Hibiki estimates that AGT actually has the natural capability to pay an annual distribution per unit (DPU) of between 5.5 Singapore cents and 6.0 Singapore cents, under normal weather conditions and at healthy loan-to-value level. 

AGT's actual DPU for FY19/20 was 4.30 Singapore cents, not including the additional 1.2 billion yen it has promised to pay at a later date.

If the 1.2 billion yen as well as project payment reserves are added back to distributable income and adjusted for tax, AGT's pro-forma DPU comes to about 5.75 Singapore cents, Hibiki estimates. Using a DPU of 5.75 Singapore cents and assuming a 7 per cent dividend yield, the per unit value for AGT can be around S$0.821, it said.

Hibiki noted that the 7 per cent yield assumption it used is higher than the trailing dividend yield of 4.5 per cent for the Tokyo Stock Exchange Reit Index, since cash flows from golf are perceived to be more risky than other income-generating properties.

Second, Hibiki questioned if previous impairments to AGT's NAV have been more conservative than necessary.

It also noted that the appraisal value of AGT's golf courses declined by 2 per cent between end-2018 and end-2019, when in fact AGT had the highest number of visitors in FY19/20 since its listing, and similarly its second best annual ebitda (earnings before interest, taxes, depreciation, and amortisation) of 11.9 billion yen. 

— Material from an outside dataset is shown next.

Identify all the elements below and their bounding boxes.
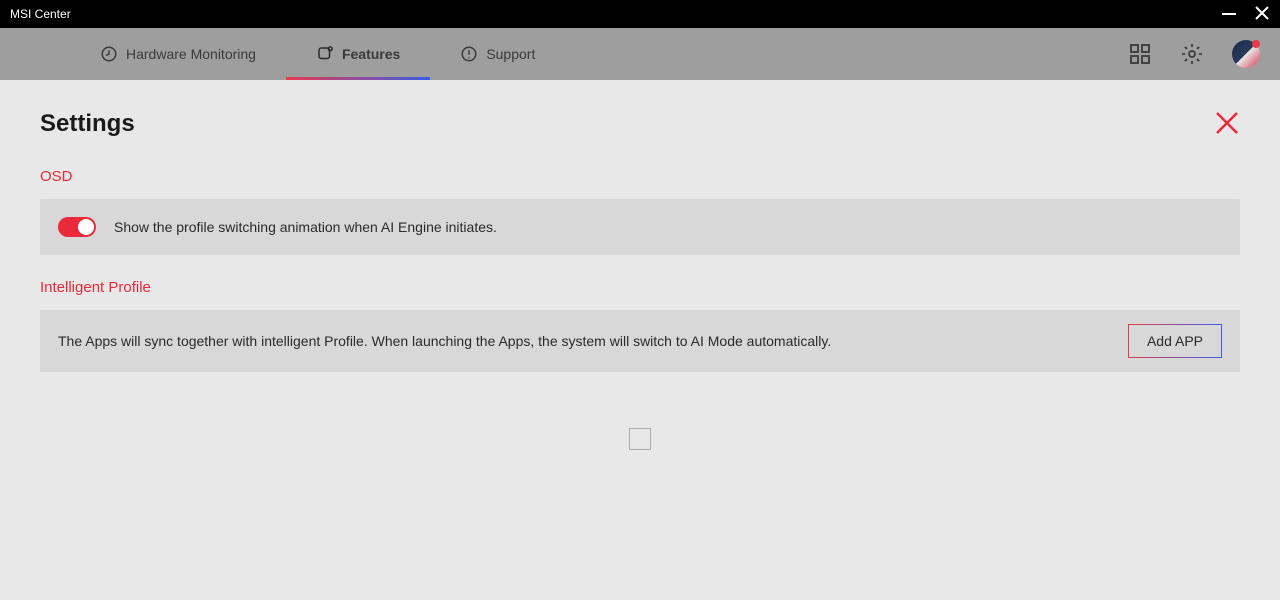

Third, Hibiki noted that after AGT was approached by its sponsor with the divestment offer, an independent committee hired Colliers to assess the indicative valuation of its golf courses, which came to 136.4 billion yen as at May 31. This was lower than the last reported valuation of 138.0 billion yen as at March 31, which already represented a 2.7 per cent impairment from 141.8 billion yen as at Dec 31, 2019, indicating AGT was impacted by the Covid-19 outbreak..

"We have anecdotally observed that golf playing in Japan recovered substantially in June," wrote Hibiki. However, AGT has discontinued the practice of quarterly reporting and will not be reporting its June quarter results.

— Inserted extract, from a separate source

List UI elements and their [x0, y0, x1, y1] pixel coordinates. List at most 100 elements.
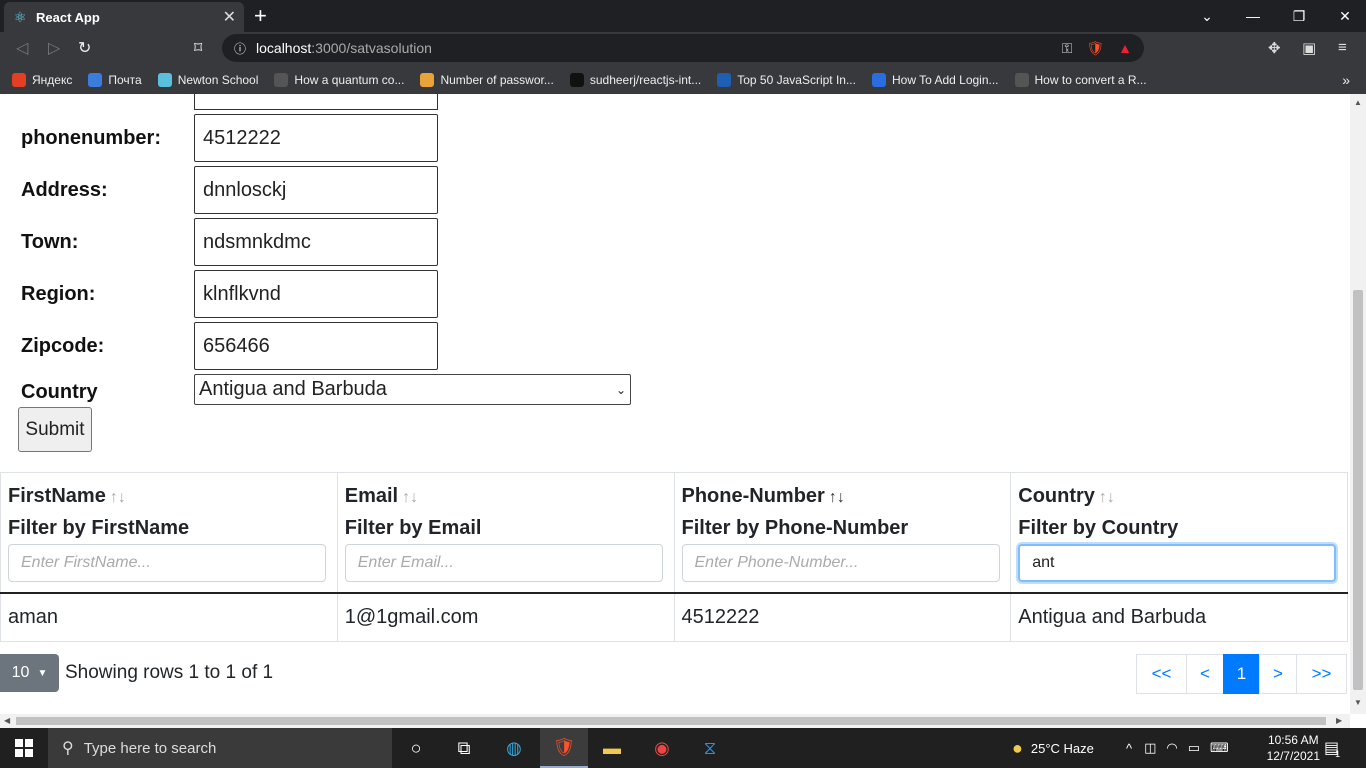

"In order for unitholders to make a fair assessment of the bid, comparing (it) to the future potential value of AGT’s golf business, we view that this April-to-June period quarterly financial information is critical," Hibiki said. 

Finally, Hibiki suggested that AGT's sponsor should pay a "control premium" to unitholders, to let them share in the fees that AGT will save on, upon consolidating AGT's assets and delisting the trust.

"Based on the golf course management agreement, AGT has been paying a substantial amount of fees to the parent company, 5.7-6.0 billion yen each year, amounting to 11 per cent of total revenue. While it is difficult to judge the fair level of such fees, this fee seems to be positioned as a royalty and system usage fee for the business trust to be part of Accordia Golf Group. We are aware of similar type management contract with hospitality businesses and its generally perceived 'fair' range is around 15-30 per cent of gross operating profit (GOP). Our estimate shows AGT is paying approximately 33 per cent of GOP to the parent company. Internalising this fee stream would immediately create synergies between the two entities," Hibiki wrote.

"Additionally, if AGT is to be delisted and the trustee-manager to be wound up, fees to the trustee-manager and Daiwa Real Estate Asset Management will also no longer be required. These three fee items, combined, amount to 50-63 per cent of Ebitda each year, which is substantial, and we would like to request the parent company to share such synergies with the minority unitholders by paying a certain level of 'control premium' to NAV in order to facilitate the transaction," Hibiki added. 

“We believe this to be a reasonable argument that the trustee-manager can bring up in its negotiation with the parent company.”

Hibiki said that it is actively engaging the trustee-manager of AGT. The Business Times has reached out to the trustee-manager for comment. AGT units closed unchanged at S$0.69 on Friday.